Solving the central problems in biomedical science - especially as they relate to personalized medicine - is not analogous to solving the problems in natural language processing. The focus on aggregating larger and more multi-modal datasets is an important one, however its relative importance to the advancement of science is far less than to the advancement of large language models. Much more important is the ability to generate new knowledge, and to apply it in a patient specific way. Because the number of causal conjectures relevant to some area of study are virtually limitless, no dataset is likely to be even close to adequate to the task of answering the associated sets of causal queries.
A brief example:
A cancer patient has just completed a clinical trial testing the efficacy of a new personalized tumor vaccine pipeline. After surgical removal and sequencing of her tumor, she is administered a personalized vaccine based on genetic features of her tumor (e.g., neoantigens) and her HLA profile. Another scientist conjectures that the time to remission after immunotherapy depends on the obvious factors (e.g., precise composition of the vaccine, the immune evasion potential of her tumor's mutations, etc.), but also on an unstudied factor: the affects of sleep quantity and quality on the availability of cancer killing T-cells in her blood.

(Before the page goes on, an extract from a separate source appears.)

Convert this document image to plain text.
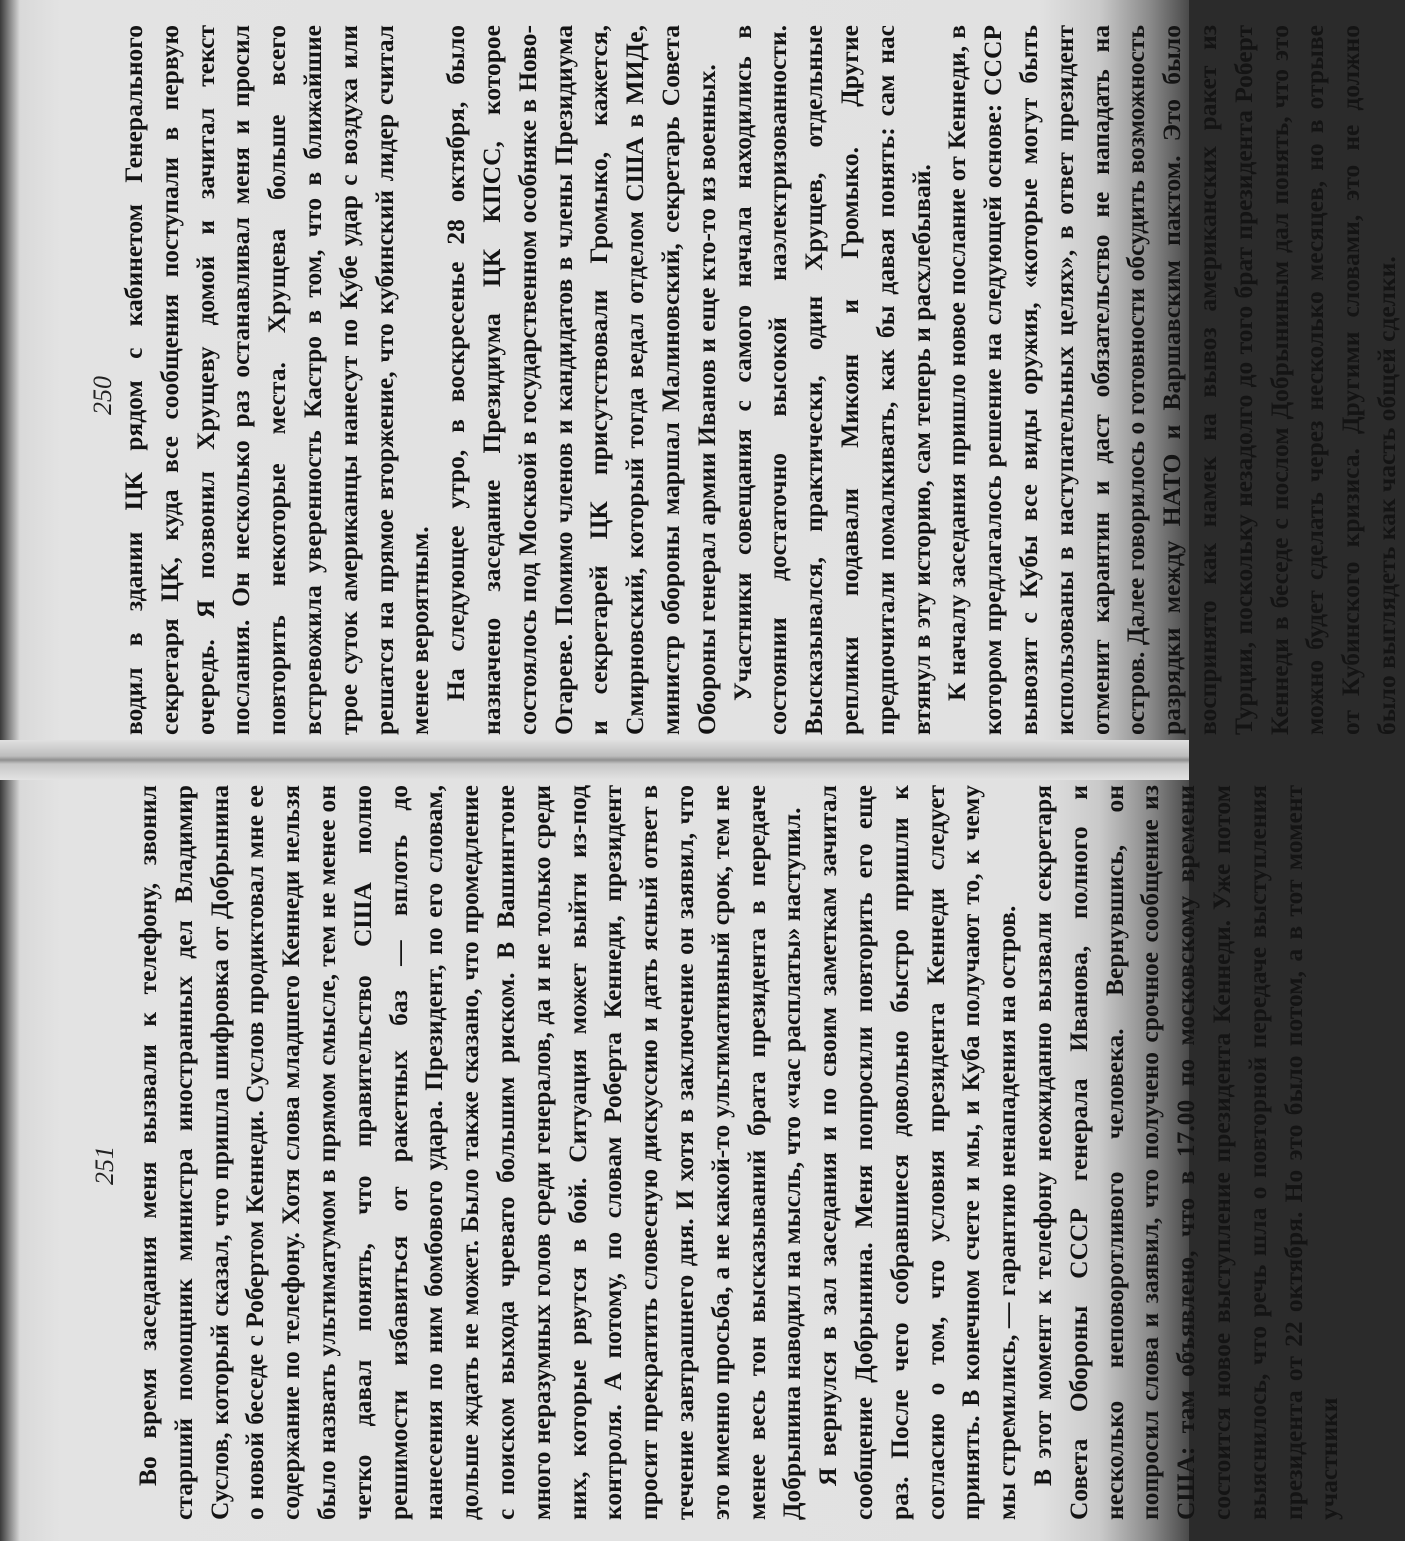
250 водил в здании ЦК рядом с кабинетом Генерального секретаря ЦК, куда все сообщения поступали в первую очередь. Я позвонил Хрущеву домой и зачитал текст послания. Он несколько раз останавливал меня и просил повторить некоторые места. Хрущева больше всего встревожила уверенность Кастро в том, что в ближайшие трое суток американцы нанесут по Кубе удар с воздуха или решатся на прямое вторжение, что кубинский лидер считал менее вероятным. На следующее утро, в воскресенье 28 октября, было назначено заседание Президиума ЦК КПСС, которое состоялось под Москвой в государственном особняке в Ново-Огареве. Помимо членов и кандидатов в члены Президиума и секретарей ЦК присутствовали Громыко, кажется, Смирновский, который тогда ведал отделом США в МИДе, министр обороны маршал Малиновский, секретарь Совета Обороны генерал армии Иванов и еще кто-то из военных. Участники совещания с самого начала находились в состоянии достаточно высокой наэлектризованности. Высказывался, практически, один Хрущев, отдельные реплики подавали Микоян и Громыко. Другие предпочитали помалкивать, как бы давая понять: сам нас втянул в эту историю, сам теперь и расхлебывай. К началу заседания пришло новое послание от Кеннеди, в котором предлагалось решение на следующей основе: СССР вывозит с Кубы все виды оружия, «которые могут быть использованы в наступательных целях», в ответ президент отменит карантин и даст обязательство не нападать на остров. Далее говорилось о готовности обсудить возможность разрядки между НАТО и Варшавским пактом. Это было воспринято как намек на вывоз американских ракет из Турции, поскольку незадолго до того брат президента Роберт Кеннеди в беседе с послом Добрыниным дал понять, что это можно будет сделать через несколько месяцев, но в отрыве от Кубинского кризиса. Другими словами, это не должно было выглядеть как часть общей сделки.

251 Во время заседания меня вызвали к телефону, звонил старший помощник министра иностранных дел Владимир Суслов, который сказал, что пришла шифровка от Добрынина о новой беседе с Робертом Кеннеди. Суслов продиктовал мне ее содержание по телефону. Хотя слова младшего Кеннеди нельзя было назвать ультиматумом в прямом смысле, тем не менее он четко давал понять, что правительство США полно решимости избавиться от ракетных баз — вплоть до нанесения по ним бомбового удара. Президент, по его словам, дольше ждать не может. Было также сказано, что промедление с поиском выхода чревато большим риском. В Вашингтоне много неразумных голов среди генералов, да и не только среди них, которые рвутся в бой. Ситуация может выйти из-под контроля. А потому, по словам Роберта Кеннеди, президент просит прекратить словесную дискуссию и дать ясный ответ в течение завтрашнего дня. И хотя в заключение он заявил, что это именно просьба, а не какой-то ультимативный срок, тем не менее весь тон высказываний брата президента в передаче Добрынина наводил на мысль, что «час расплаты» наступил. Я вернулся в зал заседания и по своим заметкам зачитал сообщение Добрынина. Меня попросили повторить его еще раз. После чего собравшиеся довольно быстро пришли к согласию о том, что условия президента Кеннеди следует принять. В конечном счете и мы, и Куба получают то, к чему мы стремились, — гарантию ненападения на остров. В этот момент к телефону неожиданно вызвали секретаря Совета Обороны СССР генерала Иванова, полного и несколько неповоротливого человека. Вернувшись, он попросил слова и заявил, что получено срочное сообщение из США: там объявлено, что в 17.00 по московскому времени состоится новое выступление президента Кеннеди. Уже потом выяснилось, что речь шла о повторной передаче выступления президента от 22 октября. Но это было потом, а в тот момент участники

Investigating causal questions relating sleep quality and tumor recurrence may be relatively straightforward with an appropriate observational study in the event the explicit causal model renders the causal effect identifiable. Alternately, the causal question may not be amenable to observation alone (defeating the backdoor criterion, frontdoor adjustment, etc.) thereby necessitating a randomized controlled trial. In either case, resolving the causal questions depends on observing changes in a dynamical biological system and interpreting those changes in the context of a model. Previously collected datasets may be useful to the task but are likely to be far from sufficient.
In order to move beyond the trope that progress in biomedical science is primarily a problem of the aggregation of large datasets, we need digital infrastructure and an institutional culture that enables a shift to Tier 2 science.